Leto sighed. “Normal? I think not. Someone tried to start a war with the Tleilaxu and blame my family in the process. The Emperor fears what he thinks I know. House Vernius is still renegade, and Rhombur and Kailea remain exiled here, though at least they were pardoned and the blood price on their heads has been lifted. Moreover, my name was never actually cleared— a lot of people still think I attacked those ships.”
He scooped up a beach pebble that lay on the dock and tossed it far out on the water where he couldn’t discern the splash it made. “If this is a victory for House Atreides, Thufir, it’s bittersweet, at best.”
“Perhaps,” Rhombur said, standing next to the beached coracle. “But better than a defeat.”
The old Mentat nodded, his leathery skin reflecting the harsh sun. “You handled yourself with an air of true honor and nobility, my Duke, and House Atreides has gained widespread respect. That is a victory you must never discount.”
Leto looked up at the tall towers of Castle Caladan looming high on
the cliff. His Castle, his home.
He thought of the ancient traditions of his Great House, and how he would build on them. In his royal station he was an axis upon which millions of lives revolved. The life of a simple fisherman might have been easier, after all, and more peaceful— but not for him. He would always be Duke Leto Atreides. He had his name, his title, his friends. And life was good.
“Come, young masters,” Thufir Hawat said. “It’s time for another lesson.”
In high spirits, Leto and Rhombur followed the Master of Assassins back up to the Castle.
AFTERWORD
For more than a decade there had been rumors that I would write another novel set in my father’s Dune universe, a sequel to the sixth book in the series, CHAPTERHOUSE: DUNE. I had published a number of acclaimed science fiction novels, but wasn’t sure I wanted to tackle something so immense, so daunting. After all, DUNE is a magnum opus that stands as one of the most complex, multilayered novels ever written. A modern-day version of the myth of the dragon’s treasure, DUNE is a tale of great sandworms guarding a precious treasure of melange, the geriatric spice. The story is a magnificent pearl with layers of luster running deep beneath its surface, all the way to its core.
At the time of my father’s untimely death in 1986, he was beginning to think about a novel that carried the working title DUNE 7, a project he had sold to Berkley Books, but on which there were no known notes or outlines. Dad and I had spoken in general terms about collaborating on a Dune novel one day in the future, but we’d set no date, had established no specific details or direction. It would be sometime after he completed DUNE 7 and other projects.

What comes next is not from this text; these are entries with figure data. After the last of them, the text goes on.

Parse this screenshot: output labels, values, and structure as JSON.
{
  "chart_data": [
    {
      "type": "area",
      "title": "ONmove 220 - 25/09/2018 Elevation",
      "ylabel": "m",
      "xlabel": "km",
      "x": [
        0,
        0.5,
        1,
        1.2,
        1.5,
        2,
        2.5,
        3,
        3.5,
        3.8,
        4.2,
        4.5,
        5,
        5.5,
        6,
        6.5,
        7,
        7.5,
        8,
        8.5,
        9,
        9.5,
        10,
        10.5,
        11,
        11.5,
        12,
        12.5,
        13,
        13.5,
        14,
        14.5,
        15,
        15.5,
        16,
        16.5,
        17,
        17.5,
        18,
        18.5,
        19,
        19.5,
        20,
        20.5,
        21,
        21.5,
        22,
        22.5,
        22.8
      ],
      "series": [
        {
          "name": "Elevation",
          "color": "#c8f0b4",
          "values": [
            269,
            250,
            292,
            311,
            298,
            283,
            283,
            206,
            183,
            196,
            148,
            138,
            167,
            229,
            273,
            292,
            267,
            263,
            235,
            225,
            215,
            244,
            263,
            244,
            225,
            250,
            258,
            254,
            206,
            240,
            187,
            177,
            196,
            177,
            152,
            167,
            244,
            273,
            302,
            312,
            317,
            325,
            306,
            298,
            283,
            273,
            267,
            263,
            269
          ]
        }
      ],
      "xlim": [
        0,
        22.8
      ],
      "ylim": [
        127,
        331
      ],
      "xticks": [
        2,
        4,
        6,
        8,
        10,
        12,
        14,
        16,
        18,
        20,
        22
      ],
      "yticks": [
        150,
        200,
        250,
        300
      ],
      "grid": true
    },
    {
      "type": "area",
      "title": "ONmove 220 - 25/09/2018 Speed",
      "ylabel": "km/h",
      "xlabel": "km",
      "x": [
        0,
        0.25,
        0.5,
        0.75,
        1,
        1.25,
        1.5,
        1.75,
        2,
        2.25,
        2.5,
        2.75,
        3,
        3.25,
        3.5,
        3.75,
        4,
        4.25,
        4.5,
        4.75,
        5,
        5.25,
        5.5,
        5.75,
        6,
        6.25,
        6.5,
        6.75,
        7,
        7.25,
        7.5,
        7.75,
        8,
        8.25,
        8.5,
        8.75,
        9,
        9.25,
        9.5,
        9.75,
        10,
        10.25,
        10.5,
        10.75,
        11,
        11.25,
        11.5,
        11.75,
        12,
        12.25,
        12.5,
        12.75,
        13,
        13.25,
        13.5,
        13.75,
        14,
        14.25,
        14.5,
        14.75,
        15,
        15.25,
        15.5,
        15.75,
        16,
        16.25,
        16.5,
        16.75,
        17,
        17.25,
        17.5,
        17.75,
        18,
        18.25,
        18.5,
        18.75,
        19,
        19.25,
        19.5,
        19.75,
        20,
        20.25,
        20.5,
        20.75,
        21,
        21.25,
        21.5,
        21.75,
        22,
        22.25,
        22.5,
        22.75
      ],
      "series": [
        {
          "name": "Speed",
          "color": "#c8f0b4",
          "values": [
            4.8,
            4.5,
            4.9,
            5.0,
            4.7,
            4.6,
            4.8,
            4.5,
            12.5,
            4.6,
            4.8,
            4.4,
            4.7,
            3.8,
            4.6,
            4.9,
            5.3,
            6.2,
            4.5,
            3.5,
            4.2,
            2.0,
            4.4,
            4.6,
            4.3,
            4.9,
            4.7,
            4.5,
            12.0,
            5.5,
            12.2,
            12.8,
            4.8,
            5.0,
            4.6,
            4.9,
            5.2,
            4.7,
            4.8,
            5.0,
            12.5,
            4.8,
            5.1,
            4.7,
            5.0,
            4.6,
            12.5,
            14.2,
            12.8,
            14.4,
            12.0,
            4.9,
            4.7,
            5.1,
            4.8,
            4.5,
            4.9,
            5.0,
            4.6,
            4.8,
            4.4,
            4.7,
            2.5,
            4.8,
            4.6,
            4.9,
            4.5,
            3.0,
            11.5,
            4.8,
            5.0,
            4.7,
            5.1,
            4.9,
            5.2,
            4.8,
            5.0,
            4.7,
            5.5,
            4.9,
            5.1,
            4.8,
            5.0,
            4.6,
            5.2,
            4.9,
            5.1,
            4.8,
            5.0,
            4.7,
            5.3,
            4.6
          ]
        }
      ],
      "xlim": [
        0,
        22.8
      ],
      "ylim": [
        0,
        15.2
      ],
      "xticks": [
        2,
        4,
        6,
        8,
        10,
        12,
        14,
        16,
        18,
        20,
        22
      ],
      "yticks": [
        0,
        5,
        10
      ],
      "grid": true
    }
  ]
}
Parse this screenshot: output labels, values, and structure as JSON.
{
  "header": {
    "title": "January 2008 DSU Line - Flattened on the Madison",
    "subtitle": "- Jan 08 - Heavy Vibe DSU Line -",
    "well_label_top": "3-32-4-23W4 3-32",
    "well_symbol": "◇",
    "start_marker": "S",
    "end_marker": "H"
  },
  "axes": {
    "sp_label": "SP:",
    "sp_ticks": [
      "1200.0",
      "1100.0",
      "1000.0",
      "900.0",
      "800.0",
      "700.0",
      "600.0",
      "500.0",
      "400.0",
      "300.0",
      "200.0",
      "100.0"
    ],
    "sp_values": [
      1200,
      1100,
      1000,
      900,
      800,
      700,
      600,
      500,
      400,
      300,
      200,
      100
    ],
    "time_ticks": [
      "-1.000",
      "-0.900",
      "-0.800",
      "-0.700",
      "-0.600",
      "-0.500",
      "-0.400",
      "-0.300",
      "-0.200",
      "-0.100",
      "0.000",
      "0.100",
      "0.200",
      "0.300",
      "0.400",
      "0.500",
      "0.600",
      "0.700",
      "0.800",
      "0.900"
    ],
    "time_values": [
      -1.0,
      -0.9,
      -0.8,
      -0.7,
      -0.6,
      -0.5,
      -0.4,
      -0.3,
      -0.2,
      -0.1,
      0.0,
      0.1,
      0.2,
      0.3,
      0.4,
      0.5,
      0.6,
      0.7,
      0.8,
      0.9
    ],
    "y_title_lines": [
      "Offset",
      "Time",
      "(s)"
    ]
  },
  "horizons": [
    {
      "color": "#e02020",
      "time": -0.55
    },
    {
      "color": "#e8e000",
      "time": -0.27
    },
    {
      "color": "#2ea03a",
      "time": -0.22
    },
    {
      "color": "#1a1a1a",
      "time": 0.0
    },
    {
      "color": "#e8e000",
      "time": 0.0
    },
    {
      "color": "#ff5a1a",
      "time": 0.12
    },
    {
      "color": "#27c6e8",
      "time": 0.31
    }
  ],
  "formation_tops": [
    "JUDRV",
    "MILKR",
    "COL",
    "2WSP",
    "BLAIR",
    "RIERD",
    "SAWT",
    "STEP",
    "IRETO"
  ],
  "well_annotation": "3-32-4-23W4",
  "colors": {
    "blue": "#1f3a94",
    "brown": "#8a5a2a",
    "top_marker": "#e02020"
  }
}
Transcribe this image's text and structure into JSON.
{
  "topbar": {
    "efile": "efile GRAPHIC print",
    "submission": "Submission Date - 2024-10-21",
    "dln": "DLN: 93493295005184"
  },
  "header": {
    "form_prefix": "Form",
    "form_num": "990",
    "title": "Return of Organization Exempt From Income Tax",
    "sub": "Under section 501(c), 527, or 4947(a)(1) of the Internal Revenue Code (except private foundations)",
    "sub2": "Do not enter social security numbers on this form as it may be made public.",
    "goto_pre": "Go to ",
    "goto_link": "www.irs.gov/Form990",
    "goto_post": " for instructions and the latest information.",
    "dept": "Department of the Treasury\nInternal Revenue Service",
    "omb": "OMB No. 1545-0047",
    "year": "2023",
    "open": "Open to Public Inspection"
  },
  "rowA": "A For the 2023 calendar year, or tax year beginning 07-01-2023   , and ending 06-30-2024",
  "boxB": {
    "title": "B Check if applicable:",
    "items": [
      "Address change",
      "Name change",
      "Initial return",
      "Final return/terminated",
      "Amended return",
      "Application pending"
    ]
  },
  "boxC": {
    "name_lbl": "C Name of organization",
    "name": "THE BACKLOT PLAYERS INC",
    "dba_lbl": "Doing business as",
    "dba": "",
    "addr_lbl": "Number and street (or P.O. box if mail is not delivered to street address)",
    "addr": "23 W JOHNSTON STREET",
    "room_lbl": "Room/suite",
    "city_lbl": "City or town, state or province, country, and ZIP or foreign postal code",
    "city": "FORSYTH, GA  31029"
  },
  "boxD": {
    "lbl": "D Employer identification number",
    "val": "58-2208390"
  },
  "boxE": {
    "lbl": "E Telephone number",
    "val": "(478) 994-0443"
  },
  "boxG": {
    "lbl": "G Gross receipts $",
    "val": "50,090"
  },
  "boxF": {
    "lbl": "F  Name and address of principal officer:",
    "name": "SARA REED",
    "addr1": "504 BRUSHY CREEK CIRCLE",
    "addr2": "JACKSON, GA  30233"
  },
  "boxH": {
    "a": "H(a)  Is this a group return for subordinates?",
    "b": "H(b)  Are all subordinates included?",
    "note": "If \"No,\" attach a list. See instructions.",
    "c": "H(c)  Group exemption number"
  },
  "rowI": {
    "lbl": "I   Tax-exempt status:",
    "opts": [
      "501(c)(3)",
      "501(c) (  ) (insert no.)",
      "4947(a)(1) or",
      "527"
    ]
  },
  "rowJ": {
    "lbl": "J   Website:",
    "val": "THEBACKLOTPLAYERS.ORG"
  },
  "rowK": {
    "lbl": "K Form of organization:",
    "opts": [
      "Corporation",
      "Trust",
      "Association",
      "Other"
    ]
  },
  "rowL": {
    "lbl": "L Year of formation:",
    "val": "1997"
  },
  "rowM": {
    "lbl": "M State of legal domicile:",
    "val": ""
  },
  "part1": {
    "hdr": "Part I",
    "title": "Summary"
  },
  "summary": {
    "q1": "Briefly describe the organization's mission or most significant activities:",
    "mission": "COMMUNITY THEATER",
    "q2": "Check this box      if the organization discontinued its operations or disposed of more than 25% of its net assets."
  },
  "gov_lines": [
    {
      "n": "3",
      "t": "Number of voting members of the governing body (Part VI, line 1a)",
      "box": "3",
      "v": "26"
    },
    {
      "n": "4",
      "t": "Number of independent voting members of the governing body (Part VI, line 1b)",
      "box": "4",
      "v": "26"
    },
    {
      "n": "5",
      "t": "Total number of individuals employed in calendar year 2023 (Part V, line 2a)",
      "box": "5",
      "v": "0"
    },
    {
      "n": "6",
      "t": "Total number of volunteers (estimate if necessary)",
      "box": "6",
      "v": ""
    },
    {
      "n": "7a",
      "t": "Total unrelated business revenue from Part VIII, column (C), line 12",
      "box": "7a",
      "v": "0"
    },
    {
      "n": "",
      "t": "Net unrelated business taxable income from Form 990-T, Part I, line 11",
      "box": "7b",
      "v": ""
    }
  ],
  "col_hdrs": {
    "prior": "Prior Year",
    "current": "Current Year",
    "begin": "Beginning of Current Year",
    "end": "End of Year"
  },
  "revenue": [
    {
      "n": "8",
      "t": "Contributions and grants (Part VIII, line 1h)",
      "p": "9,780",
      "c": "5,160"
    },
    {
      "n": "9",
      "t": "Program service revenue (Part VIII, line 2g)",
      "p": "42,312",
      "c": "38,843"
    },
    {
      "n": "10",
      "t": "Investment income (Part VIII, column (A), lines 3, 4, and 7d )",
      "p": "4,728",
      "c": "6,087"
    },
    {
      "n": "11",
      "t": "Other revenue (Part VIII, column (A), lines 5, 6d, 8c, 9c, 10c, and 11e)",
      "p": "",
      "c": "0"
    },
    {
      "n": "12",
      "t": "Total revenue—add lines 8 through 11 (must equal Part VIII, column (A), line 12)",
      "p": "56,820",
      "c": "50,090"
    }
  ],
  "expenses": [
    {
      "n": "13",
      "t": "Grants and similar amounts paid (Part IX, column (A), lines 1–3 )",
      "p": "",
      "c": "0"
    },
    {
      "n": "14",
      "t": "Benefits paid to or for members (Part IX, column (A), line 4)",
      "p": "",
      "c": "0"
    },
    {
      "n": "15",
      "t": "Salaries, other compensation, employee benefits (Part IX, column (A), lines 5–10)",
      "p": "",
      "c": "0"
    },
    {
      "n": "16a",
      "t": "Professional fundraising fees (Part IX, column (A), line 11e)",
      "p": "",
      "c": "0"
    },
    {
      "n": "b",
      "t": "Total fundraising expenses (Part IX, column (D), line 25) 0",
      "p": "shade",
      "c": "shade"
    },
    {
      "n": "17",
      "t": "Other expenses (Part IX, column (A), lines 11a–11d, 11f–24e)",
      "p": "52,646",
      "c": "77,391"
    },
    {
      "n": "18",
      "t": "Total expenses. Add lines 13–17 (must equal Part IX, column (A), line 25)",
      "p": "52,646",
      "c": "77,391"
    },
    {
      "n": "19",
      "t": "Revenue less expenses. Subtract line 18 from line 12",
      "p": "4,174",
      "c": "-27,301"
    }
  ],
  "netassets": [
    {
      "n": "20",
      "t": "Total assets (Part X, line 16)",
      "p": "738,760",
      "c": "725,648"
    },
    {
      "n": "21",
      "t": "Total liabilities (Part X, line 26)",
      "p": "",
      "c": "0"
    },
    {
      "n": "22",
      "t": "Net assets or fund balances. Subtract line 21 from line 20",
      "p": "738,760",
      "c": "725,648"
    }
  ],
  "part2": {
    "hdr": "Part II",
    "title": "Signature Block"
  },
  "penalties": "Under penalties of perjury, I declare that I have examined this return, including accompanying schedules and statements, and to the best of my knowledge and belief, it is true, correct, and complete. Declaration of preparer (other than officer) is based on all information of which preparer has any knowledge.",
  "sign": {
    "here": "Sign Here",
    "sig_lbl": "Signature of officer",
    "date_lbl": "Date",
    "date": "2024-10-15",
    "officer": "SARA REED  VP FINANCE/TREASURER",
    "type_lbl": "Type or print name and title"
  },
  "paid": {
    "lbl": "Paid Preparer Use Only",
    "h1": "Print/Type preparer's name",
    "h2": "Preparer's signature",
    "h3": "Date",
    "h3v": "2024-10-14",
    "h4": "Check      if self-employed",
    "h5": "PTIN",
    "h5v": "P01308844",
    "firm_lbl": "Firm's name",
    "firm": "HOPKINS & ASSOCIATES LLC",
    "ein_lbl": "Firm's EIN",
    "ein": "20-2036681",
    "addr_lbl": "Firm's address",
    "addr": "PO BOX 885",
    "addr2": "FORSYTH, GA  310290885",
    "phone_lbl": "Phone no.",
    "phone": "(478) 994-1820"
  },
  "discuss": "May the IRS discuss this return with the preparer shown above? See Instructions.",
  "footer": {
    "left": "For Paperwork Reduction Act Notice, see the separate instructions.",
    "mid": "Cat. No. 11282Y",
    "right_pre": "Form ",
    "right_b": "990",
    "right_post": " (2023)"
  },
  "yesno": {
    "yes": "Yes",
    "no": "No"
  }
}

In ensuing years I thought about my late father’s uncompleted series, especially after I concluded a five-year project writing DREAMER OF DUNE, a biography of this complex, enigmatic man— a biography which required that I analyze the origins and themes of the Dune series. After long consideration it seemed to me that it would be fascinating to write a book based upon the events he had described so tantalizingly in the Appendix to DUNE, a new novel in which I would go back ten thousand years to the time of the Butlerian Jihad, the legendary Great Revolt against thinking machines. That had been a mythical time in a mythical universe, a time when most of the Great Schools had been formed, including the Bene Gesserit, the Mentats, and the Swordmasters.